Various factors are associated with developing frequent headaches, including:

  • Anxiety
  • Depression
  • Sleep disturbances
  • Obesity
  • Snoring
  • Overuse of caffeine
  • Overuse of pain medication
  • Regular use of physical postures that put a strain on your head or neck

If you have chronic daily headaches, you're also more likely to experience depression, anxiety, sleep disturbances, and other psychological and physical problems.

Taking good care of yourself can help prevent chronic daily headaches.
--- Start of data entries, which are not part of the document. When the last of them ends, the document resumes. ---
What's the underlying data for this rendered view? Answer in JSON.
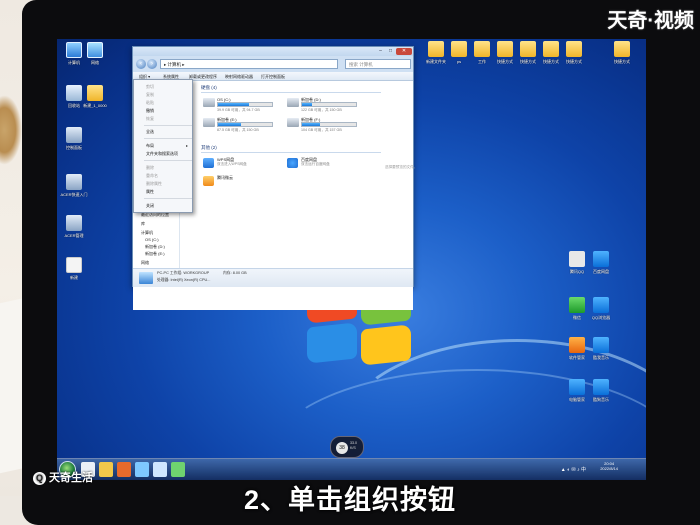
{
  "overlay": {
    "caption": "2、单击组织按钮",
    "watermark_top": "天奇·视频",
    "watermark_bottom": "天奇生活"
  },
  "desktop": {
    "icons_left": [
      {
        "label": "计算机",
        "icon": "computer-icon"
      },
      {
        "label": "网络",
        "icon": "network-icon"
      },
      {
        "label": "回收站",
        "icon": "recycle-bin-icon"
      },
      {
        "label": "新建_1_0000",
        "icon": "folder-icon"
      },
      {
        "label": "控制面板",
        "icon": "control-panel-icon"
      },
      {
        "label": "ACER快速入门",
        "icon": "app-icon"
      },
      {
        "label": "ACER管理",
        "icon": "app-icon"
      },
      {
        "label": "新建",
        "icon": "document-icon"
      }
    ],
    "icons_top_right": [
      {
        "label": "新建文件夹",
        "icon": "folder-icon"
      },
      {
        "label": "ps",
        "icon": "folder-icon"
      },
      {
        "label": "工作",
        "icon": "folder-icon"
      },
      {
        "label": "快捷方式",
        "icon": "folder-icon"
      },
      {
        "label": "快捷方式",
        "icon": "folder-icon"
      },
      {
        "label": "快捷方式",
        "icon": "folder-icon"
      },
      {
        "label": "快捷方式",
        "icon": "folder-icon"
      },
      {
        "label": "快捷方式",
        "icon": "folder-icon"
      }
    ],
    "icons_right": [
      {
        "label": "腾讯QQ",
        "icon": "qq-icon"
      },
      {
        "label": "百度网盘",
        "icon": "cloud-icon"
      },
      {
        "label": "微信",
        "icon": "wechat-icon"
      },
      {
        "label": "QQ浏览器",
        "icon": "browser-icon"
      },
      {
        "label": "软件管家",
        "icon": "app-store-icon"
      },
      {
        "label": "酷我音乐",
        "icon": "music-icon"
      },
      {
        "label": "电脑管家",
        "icon": "shield-icon"
      },
      {
        "label": "酷狗音乐",
        "icon": "music-icon"
      }
    ]
  },
  "window": {
    "address": "▸ 计算机 ▸",
    "search_placeholder": "搜索 计算机",
    "toolbar": [
      "组织 ▾",
      "系统属性",
      "卸载或更改程序",
      "映射网络驱动器",
      "打开控制面板"
    ],
    "navpane": [
      "收藏夹",
      "下载",
      "桌面",
      "最近访问的位置",
      "库",
      "计算机",
      "OS (C:)",
      "新加卷 (D:)",
      "新加卷 (E:)",
      "网络"
    ],
    "groups": {
      "hard_drives": "硬盘 (4)",
      "other_devices": "其他 (2)"
    },
    "drives": [
      {
        "name": "OS (C:)",
        "size": "39.9 GB 可用，共 94.7 GB",
        "used": 0.58
      },
      {
        "name": "新加卷 (D:)",
        "size": "122 GB 可用，共 150 GB",
        "used": 0.19
      },
      {
        "name": "新加卷 (E:)",
        "size": "87.5 GB 可用，共 150 GB",
        "used": 0.42
      },
      {
        "name": "新加卷 (F:)",
        "size": "104 GB 可用，共 157 GB",
        "used": 0.34
      }
    ],
    "other_devices": [
      {
        "name": "WPS网盘",
        "sub": "双击进入WPS网盘",
        "icon": "wps-cloud-icon"
      },
      {
        "name": "百度网盘",
        "sub": "双击运行百度网盘",
        "icon": "baidu-cloud-icon"
      },
      {
        "name": "腾讯微云",
        "sub": "",
        "icon": "weiyun-icon"
      }
    ],
    "preview_hint": "选择要预览的文件。",
    "details": {
      "name": "PC-PC 工作组: WORKGROUP",
      "memory": "内存: 8.00 GB",
      "cpu": "处理器: Intel(R) Xeon(R) CPU..."
    }
  },
  "organize_menu": {
    "items": [
      {
        "label": "剪切",
        "disabled": true
      },
      {
        "label": "复制",
        "disabled": true
      },
      {
        "label": "粘贴",
        "disabled": true
      },
      {
        "label": "撤销",
        "disabled": false
      },
      {
        "label": "恢复",
        "disabled": true
      },
      {
        "label": "全选",
        "disabled": false
      },
      {
        "label": "布局",
        "disabled": false,
        "submenu": true
      },
      {
        "label": "文件夹和搜索选项",
        "disabled": false
      },
      {
        "label": "删除",
        "disabled": true
      },
      {
        "label": "重命名",
        "disabled": true
      },
      {
        "label": "删除属性",
        "disabled": true
      },
      {
        "label": "属性",
        "disabled": false
      },
      {
        "label": "关闭",
        "disabled": false
      }
    ]
  },
  "taskbar": {
    "time": "20:04",
    "date": "2022/8/14",
    "tray": "▲ ◐ ✉ ♪ 中"
  },
  "gadget": {
    "value": "38",
    "line1": "33.0",
    "line2": "K/S"
  }
}
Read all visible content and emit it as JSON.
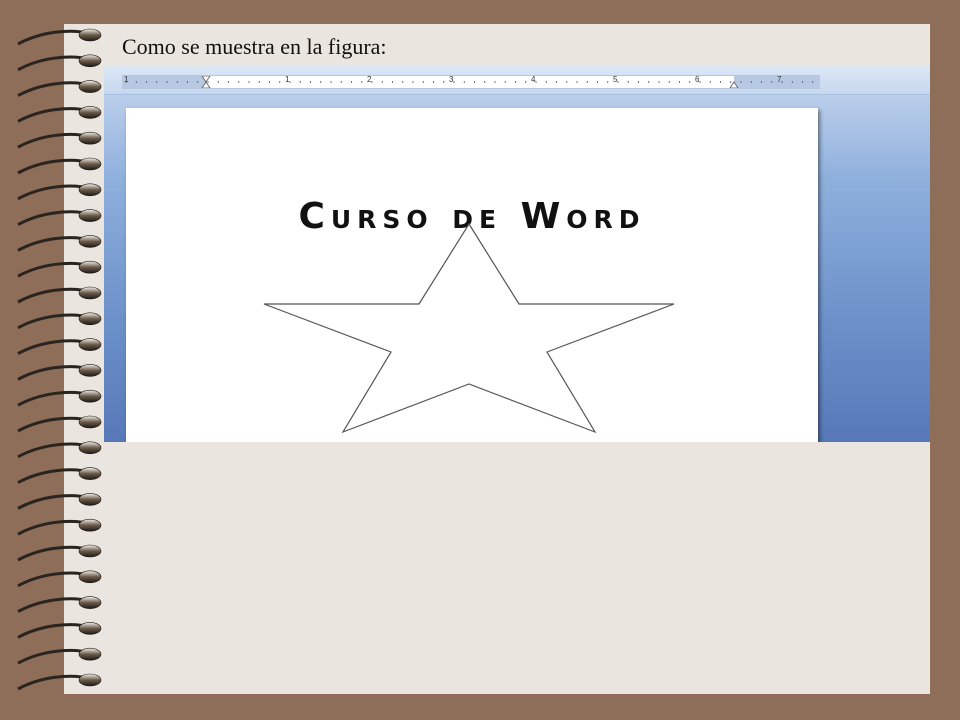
{
  "caption": "Como se muestra en la figura:",
  "ruler": {
    "numbers": [
      "1",
      "1",
      "2",
      "3",
      "4",
      "5",
      "6",
      "7"
    ]
  },
  "document": {
    "title": "Curso de Word",
    "shape": "star-icon"
  },
  "colors": {
    "frame": "#8e6e58",
    "page": "#ebe5e0",
    "word_background": "#6a8fc8",
    "doc_page": "#ffffff"
  }
}
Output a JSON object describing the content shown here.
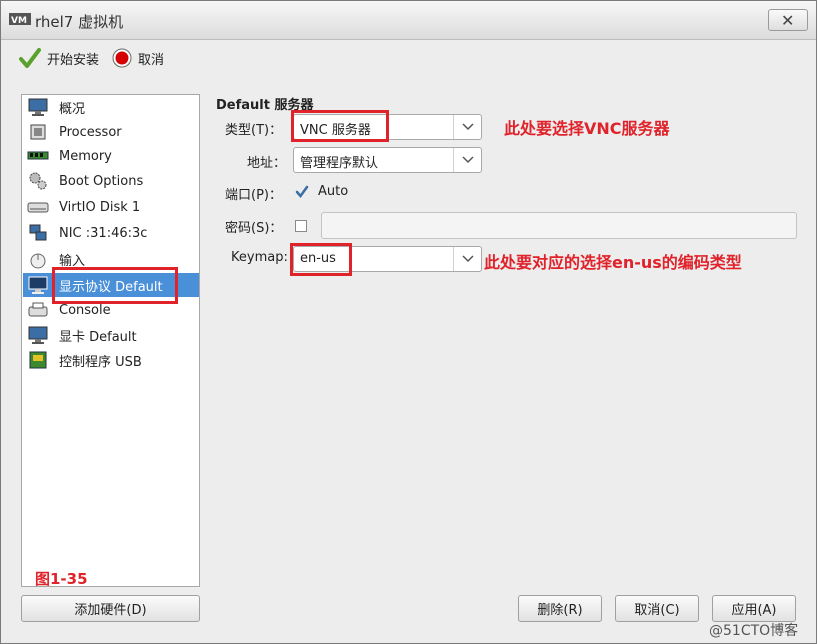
{
  "window": {
    "title": "rhel7 虚拟机",
    "close_glyph": "✕"
  },
  "toolbar": {
    "begin_install": "开始安装",
    "cancel": "取消"
  },
  "sidebar": {
    "items": [
      {
        "label": "概况",
        "icon": "monitor-icon"
      },
      {
        "label": "Processor",
        "icon": "cpu-icon"
      },
      {
        "label": "Memory",
        "icon": "memory-icon"
      },
      {
        "label": "Boot Options",
        "icon": "gears-icon"
      },
      {
        "label": "VirtIO Disk 1",
        "icon": "disk-icon"
      },
      {
        "label": "NIC :31:46:3c",
        "icon": "network-icon"
      },
      {
        "label": "输入",
        "icon": "mouse-icon"
      },
      {
        "label": "显示协议 Default",
        "icon": "display-icon",
        "selected": true
      },
      {
        "label": "Console",
        "icon": "console-icon"
      },
      {
        "label": "显卡 Default",
        "icon": "video-card-icon"
      },
      {
        "label": "控制程序 USB",
        "icon": "controller-icon"
      }
    ],
    "add_hardware": "添加硬件(D)"
  },
  "figure_label": "图1-35",
  "panel": {
    "section_title": "Default 服务器",
    "type_label": "类型(T)：",
    "type_value": "VNC 服务器",
    "address_label": "地址：",
    "address_value": "管理程序默认",
    "port_label": "端口(P)：",
    "port_auto": "Auto",
    "password_label": "密码(S)：",
    "keymap_label": "Keymap:",
    "keymap_value": "en-us"
  },
  "annotations": {
    "vnc_note": "此处要选择VNC服务器",
    "keymap_note": "此处要对应的选择en-us的编码类型"
  },
  "buttons": {
    "remove": "删除(R)",
    "cancel": "取消(C)",
    "apply": "应用(A)"
  },
  "watermark": "@51CTO博客",
  "colors": {
    "annotation_red": "#e0222a",
    "selection_blue": "#4a90d9"
  }
}
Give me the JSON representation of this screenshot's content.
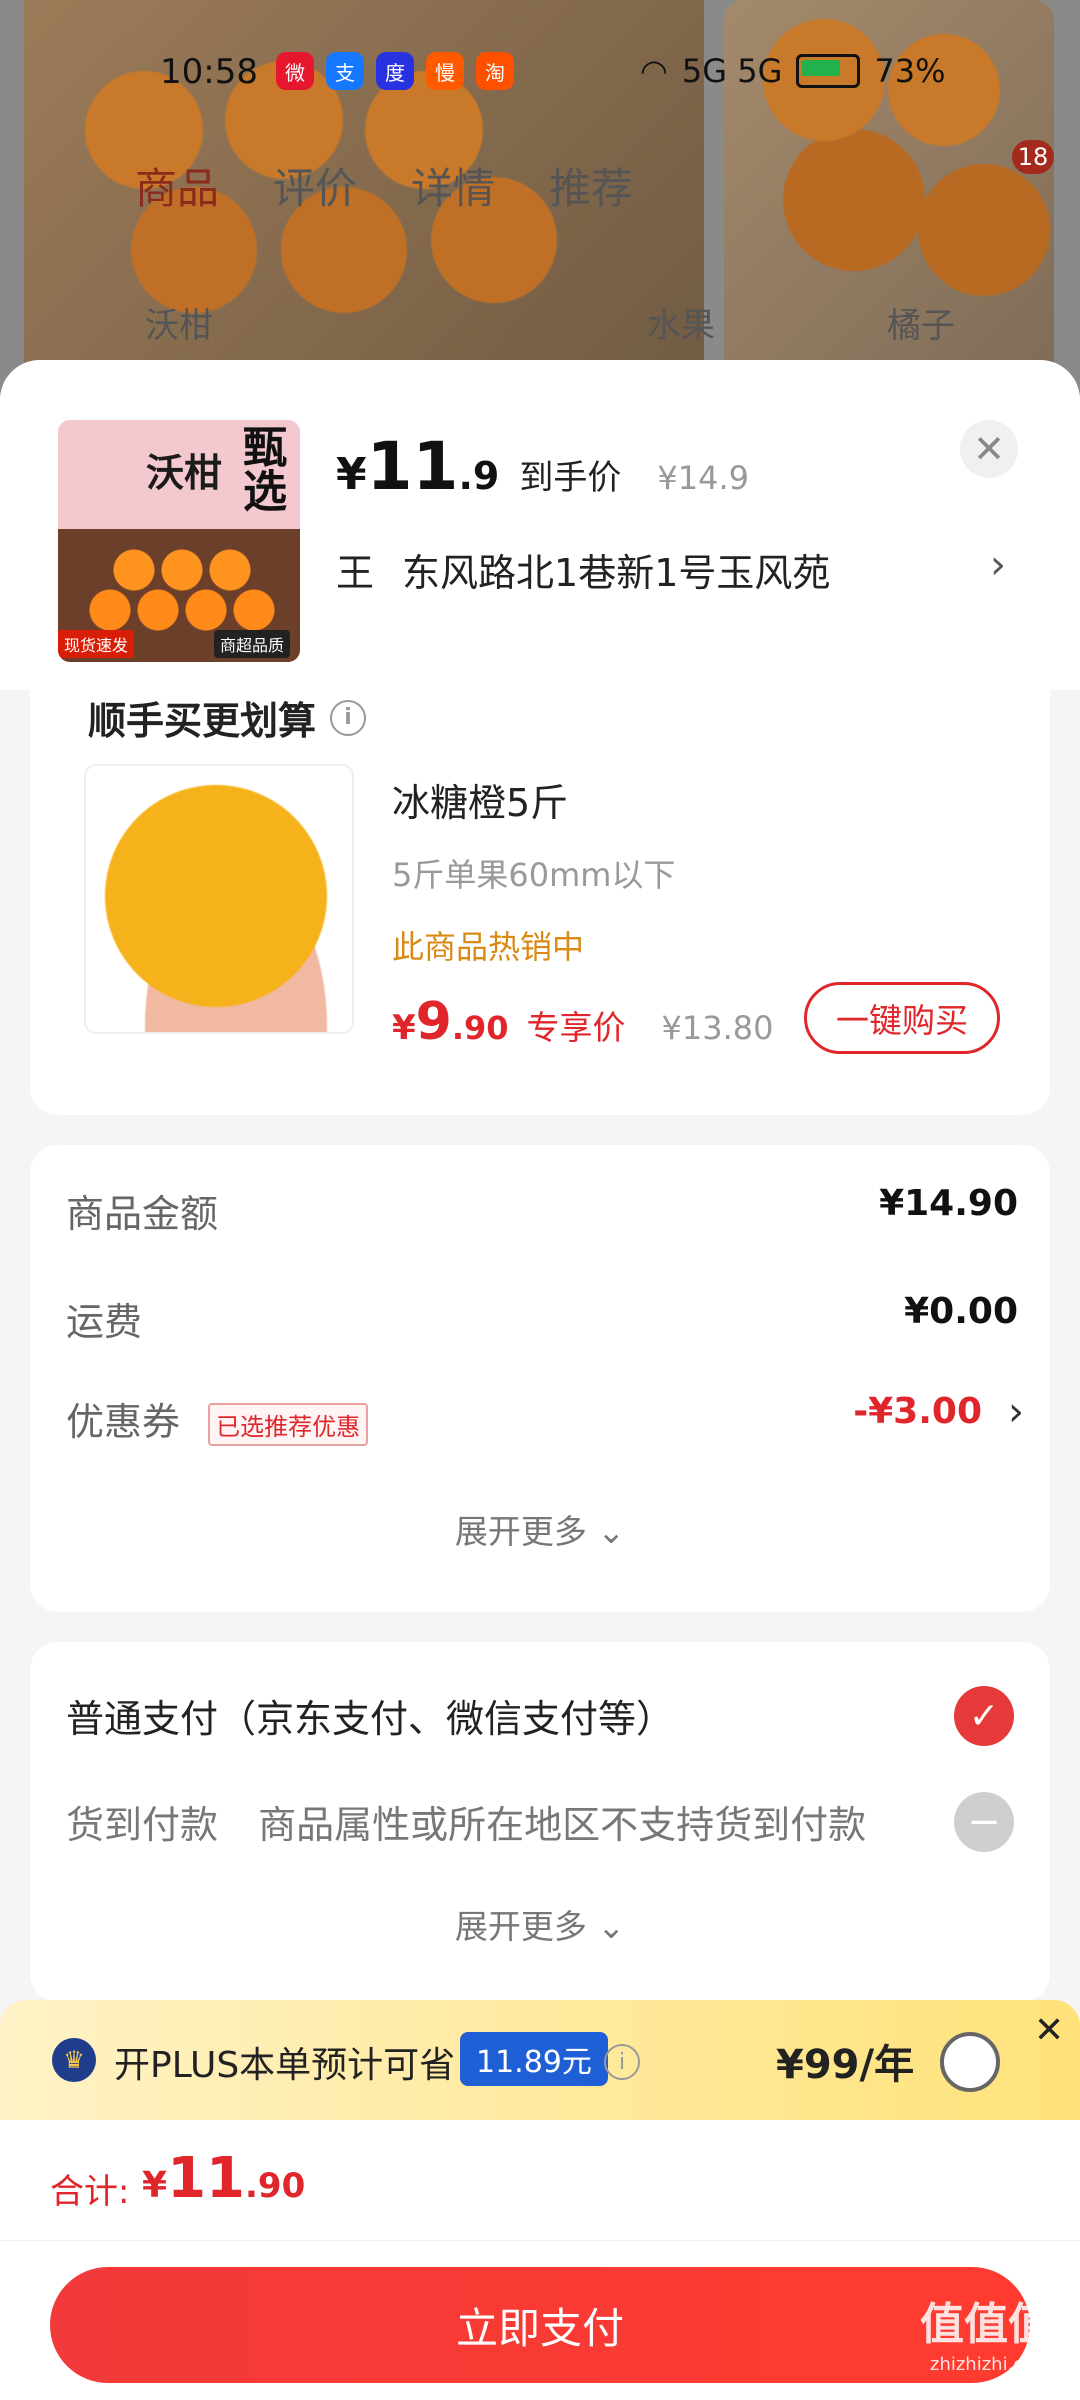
{
  "status_bar": {
    "time": "10:58",
    "apps": [
      "微",
      "支",
      "度",
      "慢",
      "淘"
    ],
    "network": "5G 5G",
    "battery": "73%"
  },
  "background_page": {
    "tabs": [
      "商品",
      "评价",
      "详情",
      "推荐"
    ],
    "categories": [
      "沃柑",
      "水果",
      "橘子"
    ],
    "badge_count": "18"
  },
  "product": {
    "thumb_text": "沃柑",
    "thumb_pick": "甄选",
    "thumb_tag": "商超品质",
    "thumb_tag_left": "现货速发",
    "price_symbol": "¥",
    "price_int": "11",
    "price_dec": ".9",
    "price_label": "到手价",
    "original_price": "¥14.9"
  },
  "address": {
    "name": "王",
    "detail": "东风路北1巷新1号玉风苑"
  },
  "upsell": {
    "title": "顺手买更划算",
    "item_name": "冰糖橙5斤",
    "item_spec": "5斤单果60mm以下",
    "item_hot": "此商品热销中",
    "price_symbol": "¥",
    "price_int": "9",
    "price_dec": ".90",
    "price_label": "专享价",
    "original_price": "¥13.80",
    "buy_button": "一键购买"
  },
  "summary": {
    "goods_label": "商品金额",
    "goods_value": "¥14.90",
    "shipping_label": "运费",
    "shipping_value": "¥0.00",
    "coupon_label": "优惠券",
    "coupon_tag": "已选推荐优惠",
    "coupon_value": "-¥3.00",
    "expand_more": "展开更多"
  },
  "payment": {
    "normal_label": "普通支付（京东支付、微信支付等）",
    "cod_label": "货到付款",
    "cod_note": "商品属性或所在地区不支持货到付款",
    "expand_more": "展开更多"
  },
  "plus": {
    "text": "开PLUS本单预计可省",
    "save_amount": "11.89元",
    "price": "¥99/年"
  },
  "total": {
    "label": "合计:",
    "price_symbol": "¥",
    "price_int": "11",
    "price_dec": ".90"
  },
  "pay_button": "立即支付",
  "watermark": {
    "text": "值值值",
    "sub": "zhizhizhi.com"
  },
  "colors": {
    "accent_red": "#e0262b",
    "hot_orange": "#d98a14",
    "plus_blue": "#1f5fd6"
  }
}
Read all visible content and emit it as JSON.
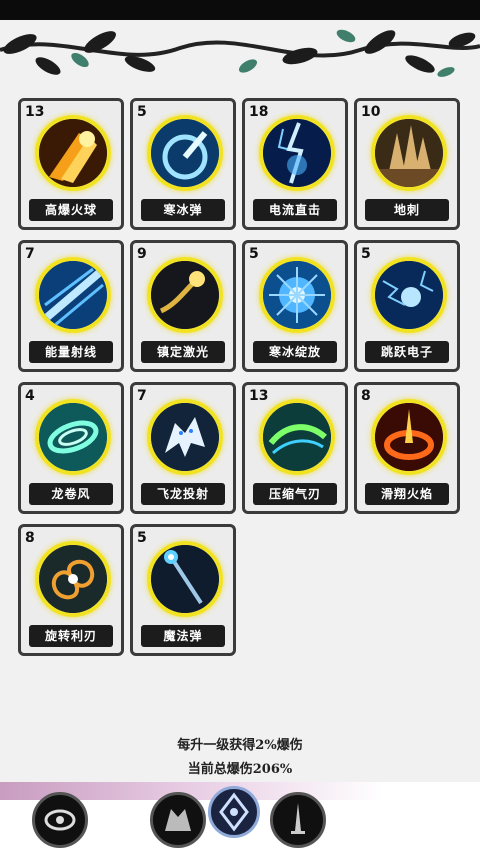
{
  "skills": [
    {
      "level": "13",
      "name": "高爆火球",
      "icon": "fireball-icon"
    },
    {
      "level": "5",
      "name": "寒冰弹",
      "icon": "ice-bullet-icon"
    },
    {
      "level": "18",
      "name": "电流直击",
      "icon": "lightning-strike-icon"
    },
    {
      "level": "10",
      "name": "地刺",
      "icon": "ground-spike-icon"
    },
    {
      "level": "7",
      "name": "能量射线",
      "icon": "energy-ray-icon"
    },
    {
      "level": "9",
      "name": "镇定激光",
      "icon": "laser-icon"
    },
    {
      "level": "5",
      "name": "寒冰绽放",
      "icon": "ice-bloom-icon"
    },
    {
      "level": "5",
      "name": "跳跃电子",
      "icon": "jumping-electron-icon"
    },
    {
      "level": "4",
      "name": "龙卷风",
      "icon": "tornado-icon"
    },
    {
      "level": "7",
      "name": "飞龙投射",
      "icon": "flying-dragon-icon"
    },
    {
      "level": "13",
      "name": "压缩气刃",
      "icon": "air-blade-icon"
    },
    {
      "level": "8",
      "name": "滑翔火焰",
      "icon": "flame-ring-icon"
    },
    {
      "level": "8",
      "name": "旋转利刃",
      "icon": "spinning-blade-icon"
    },
    {
      "level": "5",
      "name": "魔法弹",
      "icon": "magic-bullet-icon"
    }
  ],
  "info": {
    "line1": "每升一级获得2%爆伤",
    "line2": "当前总爆伤206%"
  },
  "colors": {
    "frame": "#3b3b3b",
    "ring": "#f2e322",
    "label_bg": "#1c1c1c"
  }
}
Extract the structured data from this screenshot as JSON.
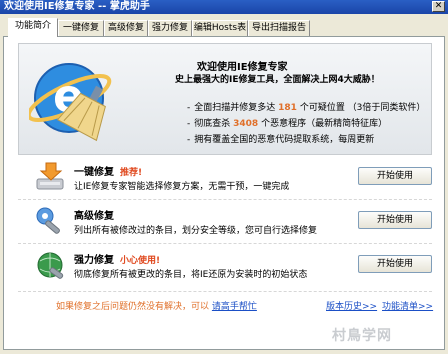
{
  "window": {
    "title": "欢迎使用IE修复专家  -- 掌虎助手",
    "close_icon": "close-icon"
  },
  "tabs": [
    {
      "label": "功能简介",
      "active": true
    },
    {
      "label": "一键修复",
      "active": false
    },
    {
      "label": "高级修复",
      "active": false
    },
    {
      "label": "强力修复",
      "active": false
    },
    {
      "label": "编辑Hosts表",
      "active": false
    },
    {
      "label": "导出扫描报告",
      "active": false
    }
  ],
  "banner": {
    "title": "欢迎使用IE修复专家",
    "subtitle": "史上最强大的IE修复工具，全面解决上网4大威胁！",
    "line1": {
      "prefix": "全面扫描并修复多达",
      "value": "181",
      "suffix": "个可疑位置 （3倍于同类软件）"
    },
    "line2": {
      "prefix": "彻底查杀",
      "value": "3408",
      "suffix": "个恶意程序（最新精简特征库）"
    },
    "line3": "拥有覆盖全国的恶意代码提取系统，每周更新",
    "bullet": "-"
  },
  "options": [
    {
      "title": "一键修复",
      "badge": "推荐!",
      "desc": "让IE修复专家智能选择修复方案，无需干预，一键完成",
      "button": "开始使用"
    },
    {
      "title": "高级修复",
      "badge": "",
      "desc": "列出所有被修改过的条目，划分安全等级，您可自行选择修复",
      "button": "开始使用"
    },
    {
      "title": "强力修复",
      "badge": "小心使用!",
      "desc": "彻底修复所有被更改的条目，将IE还原为安装时的初始状态",
      "button": "开始使用"
    }
  ],
  "footer": {
    "note": "如果修复之后问题仍然没有解决，可以",
    "help_link": "请高手帮忙",
    "version_link": "版本历史>>",
    "list_link": "功能清单>>"
  },
  "watermark": "村鳥学网",
  "colors": {
    "accent": "#e0702a",
    "link": "#1b4fc6",
    "title_bar": "#1a45a8"
  }
}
  • Avoid headache triggers. If you're not sure what triggers your headaches, keep a headache diary. Include details about every headache. When did it start? What were you doing at the time? What did you eat that day? How did you sleep the night before? What was your stress level? How long did the headache last? What, if anything, provided relief? Eventually, you may begin to see a pattern — and be able to take steps to prevent future headaches.
  • Avoid medication overuse. Taking headache medications, including over-the-counter medications, more than twice a week can actually increase the severity and frequency of your headaches. If you are taking medication too often, it is important to consult your doctor about how best to wean yourself off the medication because there can be serious side effects if done improperly.
  • Get enough sleep. The average adult needs seven to eight hours of sleep a night. It's best to go to bed and wake up at regular times, as well.
  • Don't skip meals. Start your day with a healthy breakfast. Eat lunch and dinner at about the same time every day. Avoid any food or drinks, such as those containing caffeine, that seem to trigger headaches.
  • Exercise regularly. Regular aerobic physical activity can improve your physical and mental well-being. Exercise also helps reduce stress. With your doctor's OK, choose activities you enjoy — such as walking, swimming or cycling. To avoid injury, start slowly.
  • Reduce stress. Stress is a common trigger of chronic headaches. Get organized. Simplify your schedule. Plan ahead. Stay positive. Most headaches caused by stress end when the period of stress is over.
  • Relax. Try yoga, meditation or relaxation exercises. Set aside time to slow down. Listen to music, read a book or take a hot bath.
  • Reduce your caffeine. While some headache medications include caffeine because it can be beneficial in reducing headache pain, it can also aggravate headaches. Try to minimize, or better yet, eliminate caffeine from your diet.